Corning, a major global supplier of fiber, earlier this week lowered its revenue expectations from the sale of fiber cabling to telecom service providers and enterprises.
It marked the company's third consecutive reduction in guidance for fiber revenues over the past few months. And this slowdown in fiber spending, which also includes fiber used in cable HFC (hybrid fiber coax) networks, is raising concerns about the implications for 5G.
Corning now forecasts sales in its "optical communications" fiber business will decline by 3% to 5% for full-year 2019, versus its prior expectation of "a low-to-mid-single digit percentage increase." The company added that it expects both carrier and enterprise network sales "to decline year-over-year in the second half of 2019." Last year, Corning's fiber business grew 13% organically year-over-year.
Why this matters
Fiber cabling is at the heart of just about every part of the nation's telecommunications network. Whether its for WiFi, 4G or DSL, most of the Internet traffic around the world eventually makes its way onto a fiber cable -- and Corning makes a substantial amount of those cables.

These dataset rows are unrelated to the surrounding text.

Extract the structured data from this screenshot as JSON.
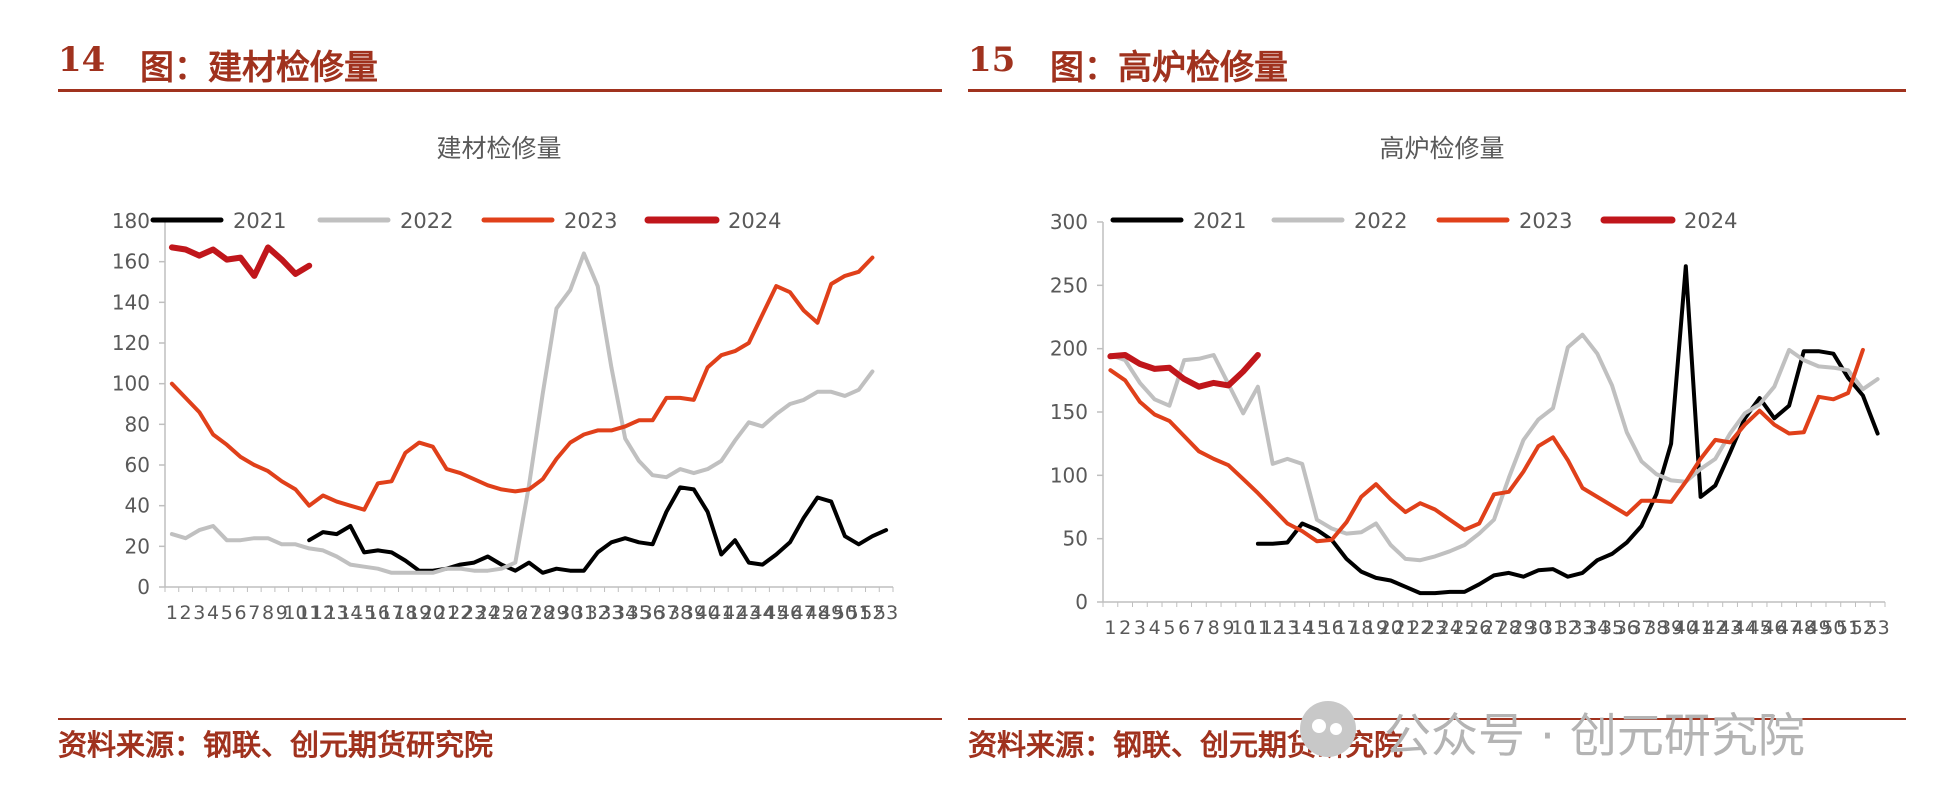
{
  "figures": [
    {
      "number": "14",
      "title": "图：建材检修量",
      "source": "资料来源：钢联、创元期货研究院"
    },
    {
      "number": "15",
      "title": "图：高炉检修量",
      "source": "资料来源：钢联、创元期货研究院"
    }
  ],
  "watermark": "公众号 · 创元研究院",
  "chart_data": [
    {
      "type": "line",
      "title": "建材检修量",
      "xlabel": "",
      "ylabel": "",
      "ylim": [
        0,
        180
      ],
      "yticks": [
        0,
        20,
        40,
        60,
        80,
        100,
        120,
        140,
        160,
        180
      ],
      "categories": [
        "1",
        "2",
        "3",
        "4",
        "5",
        "6",
        "7",
        "8",
        "9",
        "10",
        "11",
        "12",
        "13",
        "14",
        "15",
        "16",
        "17",
        "18",
        "19",
        "20",
        "21",
        "22",
        "23",
        "24",
        "25",
        "26",
        "27",
        "28",
        "29",
        "30",
        "31",
        "32",
        "33",
        "34",
        "35",
        "36",
        "37",
        "38",
        "39",
        "40",
        "41",
        "42",
        "43",
        "44",
        "45",
        "46",
        "47",
        "48",
        "49",
        "50",
        "51",
        "52",
        "53"
      ],
      "legend_position": "top",
      "grid": false,
      "series": [
        {
          "name": "2021",
          "color": "#000000",
          "width": 4,
          "values": [
            null,
            null,
            null,
            null,
            null,
            null,
            null,
            null,
            null,
            null,
            23,
            27,
            26,
            30,
            17,
            18,
            17,
            13,
            8,
            8,
            9,
            11,
            12,
            15,
            11,
            8,
            12,
            7,
            9,
            8,
            8,
            17,
            22,
            24,
            22,
            21,
            37,
            49,
            48,
            37,
            16,
            23,
            12,
            11,
            16,
            22,
            34,
            44,
            42,
            25,
            21,
            25,
            28
          ]
        },
        {
          "name": "2022",
          "color": "#c0c0c0",
          "width": 4,
          "values": [
            26,
            24,
            28,
            30,
            23,
            23,
            24,
            24,
            21,
            21,
            19,
            18,
            15,
            11,
            10,
            9,
            7,
            7,
            7,
            7,
            9,
            9,
            8,
            8,
            9,
            12,
            50,
            95,
            137,
            146,
            164,
            148,
            108,
            73,
            62,
            55,
            54,
            58,
            56,
            58,
            62,
            72,
            81,
            79,
            85,
            90,
            92,
            96,
            96,
            94,
            97,
            106,
            null
          ]
        },
        {
          "name": "2023",
          "color": "#e0401a",
          "width": 4,
          "values": [
            100,
            93,
            86,
            75,
            70,
            64,
            60,
            57,
            52,
            48,
            40,
            45,
            42,
            40,
            38,
            51,
            52,
            66,
            71,
            69,
            58,
            56,
            53,
            50,
            48,
            47,
            48,
            53,
            63,
            71,
            75,
            77,
            77,
            79,
            82,
            82,
            93,
            93,
            92,
            108,
            114,
            116,
            120,
            134,
            148,
            145,
            136,
            130,
            149,
            153,
            155,
            162,
            null
          ]
        },
        {
          "name": "2024",
          "color": "#c0161b",
          "width": 6,
          "values": [
            167,
            166,
            163,
            166,
            161,
            162,
            153,
            167,
            161,
            154,
            158,
            null,
            null,
            null,
            null,
            null,
            null,
            null,
            null,
            null,
            null,
            null,
            null,
            null,
            null,
            null,
            null,
            null,
            null,
            null,
            null,
            null,
            null,
            null,
            null,
            null,
            null,
            null,
            null,
            null,
            null,
            null,
            null,
            null,
            null,
            null,
            null,
            null,
            null,
            null,
            null,
            null,
            null
          ]
        }
      ]
    },
    {
      "type": "line",
      "title": "高炉检修量",
      "xlabel": "",
      "ylabel": "",
      "ylim": [
        0,
        300
      ],
      "yticks": [
        0,
        50,
        100,
        150,
        200,
        250,
        300
      ],
      "categories": [
        "1",
        "2",
        "3",
        "4",
        "5",
        "6",
        "7",
        "8",
        "9",
        "10",
        "11",
        "12",
        "13",
        "14",
        "15",
        "16",
        "17",
        "18",
        "19",
        "20",
        "21",
        "22",
        "23",
        "24",
        "25",
        "26",
        "27",
        "28",
        "29",
        "30",
        "31",
        "32",
        "33",
        "34",
        "35",
        "36",
        "37",
        "38",
        "39",
        "40",
        "41",
        "42",
        "43",
        "44",
        "45",
        "46",
        "47",
        "48",
        "49",
        "50",
        "51",
        "52",
        "53"
      ],
      "legend_position": "top",
      "grid": false,
      "series": [
        {
          "name": "2021",
          "color": "#000000",
          "width": 4,
          "values": [
            null,
            null,
            null,
            null,
            null,
            null,
            null,
            null,
            null,
            null,
            46,
            46,
            47,
            62,
            57,
            49,
            34,
            24,
            19,
            17,
            12,
            7,
            7,
            8,
            8,
            14,
            21,
            23,
            20,
            25,
            26,
            20,
            23,
            33,
            38,
            47,
            60,
            85,
            125,
            265,
            83,
            92,
            118,
            145,
            161,
            145,
            155,
            198,
            198,
            196,
            177,
            163,
            133
          ]
        },
        {
          "name": "2022",
          "color": "#c0c0c0",
          "width": 4,
          "values": [
            195,
            191,
            173,
            160,
            155,
            191,
            192,
            195,
            172,
            149,
            170,
            109,
            113,
            109,
            65,
            58,
            54,
            55,
            62,
            45,
            34,
            33,
            36,
            40,
            45,
            54,
            65,
            98,
            128,
            144,
            153,
            201,
            211,
            196,
            171,
            134,
            111,
            101,
            96,
            95,
            105,
            113,
            133,
            149,
            156,
            170,
            199,
            191,
            186,
            185,
            183,
            168,
            176
          ]
        },
        {
          "name": "2023",
          "color": "#e0401a",
          "width": 4,
          "values": [
            183,
            175,
            158,
            148,
            143,
            131,
            119,
            113,
            108,
            97,
            86,
            74,
            62,
            56,
            48,
            49,
            63,
            83,
            93,
            81,
            71,
            78,
            73,
            65,
            57,
            62,
            85,
            87,
            103,
            123,
            130,
            112,
            90,
            83,
            76,
            69,
            80,
            80,
            79,
            95,
            113,
            128,
            126,
            140,
            151,
            140,
            133,
            134,
            162,
            160,
            165,
            199,
            null
          ]
        },
        {
          "name": "2024",
          "color": "#c0161b",
          "width": 6,
          "values": [
            194,
            195,
            188,
            184,
            185,
            176,
            170,
            173,
            171,
            182,
            195,
            null,
            null,
            null,
            null,
            null,
            null,
            null,
            null,
            null,
            null,
            null,
            null,
            null,
            null,
            null,
            null,
            null,
            null,
            null,
            null,
            null,
            null,
            null,
            null,
            null,
            null,
            null,
            null,
            null,
            null,
            null,
            null,
            null,
            null,
            null,
            null,
            null,
            null,
            null,
            null,
            null,
            null
          ]
        }
      ]
    }
  ]
}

Moreover, fiber is playing a starring role in the development of 5G globally. Although 5G connections are wireless, they're almost exclusively backhauled to a fiber network. As a result, operators such as Verizon and AT&T are deploying thousands of miles of new fiber cables to 5G base stations in order to handle all of the network traffic expected from 5G. Indeed, in 2017 Verizon announced it would buy 12.5 million miles of fiber per year through 2020 from Corning for a whopping $1 billion, largely for 5G.
So, if one of the world's biggest suppliers of fiber cable is suddenly seeing a dramatic slowdown in sales of fiber cabling to telecom operators, does that mean 5G operators are quietly pulling back from the market?
Not necessarily, at least according to a handful of Wall Street analysts.
Emerging markets viewed as big culprit for the slowdown
"While there's certainly weakness in areas of the market such as Cable MSOs and some larger customers such as AT&T, we'd be surprised if the overall telecoms market is deteriorating at the same pace that Corning's Optical business is declining. In the end, we suspect there's inventory around," analysts at research firm Jefferies wrote in a recent note to investors.
"According to our checks, Corning told investors the weakness in 3Q19 was largely due to Telco customers in emerging markets, and not due to Tier 1 Telcos in the US," wrote the analysts at MKM Partners in a research note, adding that Corning is seeing increased competition from Chinese suppliers in emerging markets like India. "We also heard there was very strong growth (~30%) in Corning's business of selling Data Center fiber to Web Scale customers in 1H19, and 2H19 is seeing some digestion of those purchases. Finally, we believe Corning may be experiencing an inventory correction in Fiber (Optical Communications) after growing 13% organically in the business last year."
In the US, Verizon continues to build fiber to new locations in dozens of markets outside of its traditional Fios footprint in the Northeastern US, while CenturyLink recently announced a major new fiber buildout. However, other operators are slowing their investments in fiber; for example, AT&T recently completed the fiber expansion mandated by the terms of its purchase of DirecTV.